Ja, glaubte zu sehen, denn es heißt auch, dass sie ihre Körper verschwimmen lassen könnten, so dass nur der Hauch einer Silhouette ihrer selbst zu erkennen sei. Aber ob dies Arkanen Mächten in ihnen zugrunde liegt oder eine einzige Fähigkeit ihres Volkes ist, vermag niemand zu sagen.

Nach Waffen fragst du nun und ob sie kriegerisch sind? Waffen und sogar Rüstungen will man bei ihnen gesehen haben. Waffen aus dem, was das Meer zu bieten hat, wie auch die Rüstungen. Aus bearbeiteten Korallen oder geschnitzten Knochen großer Fische. Ob dies die Überreste dessen sind, was sie sonst brauchen vermag aber niemand zu sagen. Denn niemand kann sagen, von welchen Früchten des Meeres sie überhaupt leben und ob sie zum Beispiel überhaupt trinken müssen.
Ob die Netuna aber aggressiv sind, kann ich nur mit einem klaren Nein beantworten. Alle Geschichten sprechen von ihrer Lieblichkeit und ihrem inneren Frieden, den sie sogar auf andere ausstrahlen können. Keine Gewalt ging je von ihnen aus, wenn sie auf einen der Völker der Lande trafen.
Natürlich aber ist das nur die eine Seite, denn wenn sie ein Schiff auf hoher See überfallen sollten, so wird von diesem wohl niemand zurückkehren, um davon zu berichten. Doch glaube ich fest daran, dass es genug andere Gefahren auf hoher See gibt, egal ob das Wetter, Monster oder Völkerschaften, die selber dereinst hier her übersiedelten.

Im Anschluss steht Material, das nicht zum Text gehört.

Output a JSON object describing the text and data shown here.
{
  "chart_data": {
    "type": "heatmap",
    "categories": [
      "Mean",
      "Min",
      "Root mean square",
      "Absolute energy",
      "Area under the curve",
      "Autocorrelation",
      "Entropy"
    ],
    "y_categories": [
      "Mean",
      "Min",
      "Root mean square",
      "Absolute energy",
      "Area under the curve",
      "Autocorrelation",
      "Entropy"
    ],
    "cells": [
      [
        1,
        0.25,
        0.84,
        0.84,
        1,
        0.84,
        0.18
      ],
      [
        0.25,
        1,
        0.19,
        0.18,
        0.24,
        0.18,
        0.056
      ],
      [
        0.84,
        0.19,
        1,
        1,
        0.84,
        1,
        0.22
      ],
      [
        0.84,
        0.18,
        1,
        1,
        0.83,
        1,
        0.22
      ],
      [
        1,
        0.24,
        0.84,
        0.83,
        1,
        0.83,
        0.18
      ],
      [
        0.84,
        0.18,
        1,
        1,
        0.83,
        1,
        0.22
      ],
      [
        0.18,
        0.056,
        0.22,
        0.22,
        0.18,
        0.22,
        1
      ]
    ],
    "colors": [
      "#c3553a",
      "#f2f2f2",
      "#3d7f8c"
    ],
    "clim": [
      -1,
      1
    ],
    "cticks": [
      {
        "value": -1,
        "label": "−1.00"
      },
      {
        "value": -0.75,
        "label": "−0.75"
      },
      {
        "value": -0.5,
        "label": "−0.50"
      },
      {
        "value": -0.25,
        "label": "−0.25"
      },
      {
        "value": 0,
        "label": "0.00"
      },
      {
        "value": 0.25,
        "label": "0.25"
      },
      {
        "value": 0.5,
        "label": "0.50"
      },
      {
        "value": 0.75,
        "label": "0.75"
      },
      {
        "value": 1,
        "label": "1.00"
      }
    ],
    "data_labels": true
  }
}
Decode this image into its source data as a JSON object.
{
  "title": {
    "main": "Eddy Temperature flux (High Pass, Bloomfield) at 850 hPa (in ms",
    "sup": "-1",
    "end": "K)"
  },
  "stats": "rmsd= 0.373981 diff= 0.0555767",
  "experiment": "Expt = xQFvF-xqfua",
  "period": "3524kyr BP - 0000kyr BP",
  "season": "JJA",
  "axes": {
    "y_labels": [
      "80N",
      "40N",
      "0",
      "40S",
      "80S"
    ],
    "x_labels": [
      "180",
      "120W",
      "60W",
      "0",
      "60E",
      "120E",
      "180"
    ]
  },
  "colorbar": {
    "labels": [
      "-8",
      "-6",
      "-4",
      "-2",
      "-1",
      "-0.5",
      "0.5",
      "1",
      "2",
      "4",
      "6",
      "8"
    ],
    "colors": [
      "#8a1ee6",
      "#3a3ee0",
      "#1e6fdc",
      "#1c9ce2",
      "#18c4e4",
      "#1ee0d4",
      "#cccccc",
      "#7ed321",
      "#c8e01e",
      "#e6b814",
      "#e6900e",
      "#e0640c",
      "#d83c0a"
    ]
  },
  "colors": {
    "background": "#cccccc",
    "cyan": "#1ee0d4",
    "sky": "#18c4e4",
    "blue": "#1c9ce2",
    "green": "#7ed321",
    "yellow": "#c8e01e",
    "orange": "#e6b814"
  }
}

Wie sie nun aber organisiert sind. Ob es Führer gibt, wie diese strukturiert sind, ob es vielleicht sogar ganze Staaten und einen König der Netuna gibt, all das weiß niemand und wird vielleicht auch niemals einer erfahren. Auch nicht, ob dort die Frauen oder Männer herrschen oder beide gemeinsam. Vieles wird man vielleicht nie erfahren. Woran sie glauben, wenn die glauben. Ob sie die Arkanen Künste kennen oder sogar beherrschen, ob es wirklich Wesen des Landes gab, die zu ihnen gingen aus Liebe, wie sie wirklich gesinnt sind und wie sie über uns denken; über uns, die hier her kamen. Denn eines haben wir noch nicht gelernt: Ihre Sprache zu verstehen, die wie ein Keckern und Fiepen klingt und der unsrigen vollkommen fremd ist.

Du siehst, mein Freund, es gibt vieles zu sagen und doch ist es wenig. Mythen ranken sich um die Netuna und nichts von dem, was ich sagte, vermag ich zu beweisen. Aber wenn dich deine Füße vielleicht einmal auf eines der großen Schiffe tragen, die über die großen Weiten der Ozeane gleiten - wer weiß, vielleicht siehst du sie und siehst dann mit eigenen Augen manches bestätigt, von dem ich dir hier erzählt habe.
Deswegen sagte ich: Nutze deine Augen zum sehen und deine Ohren zum hören.
Ich danke dir für diesen Met, mein Freund!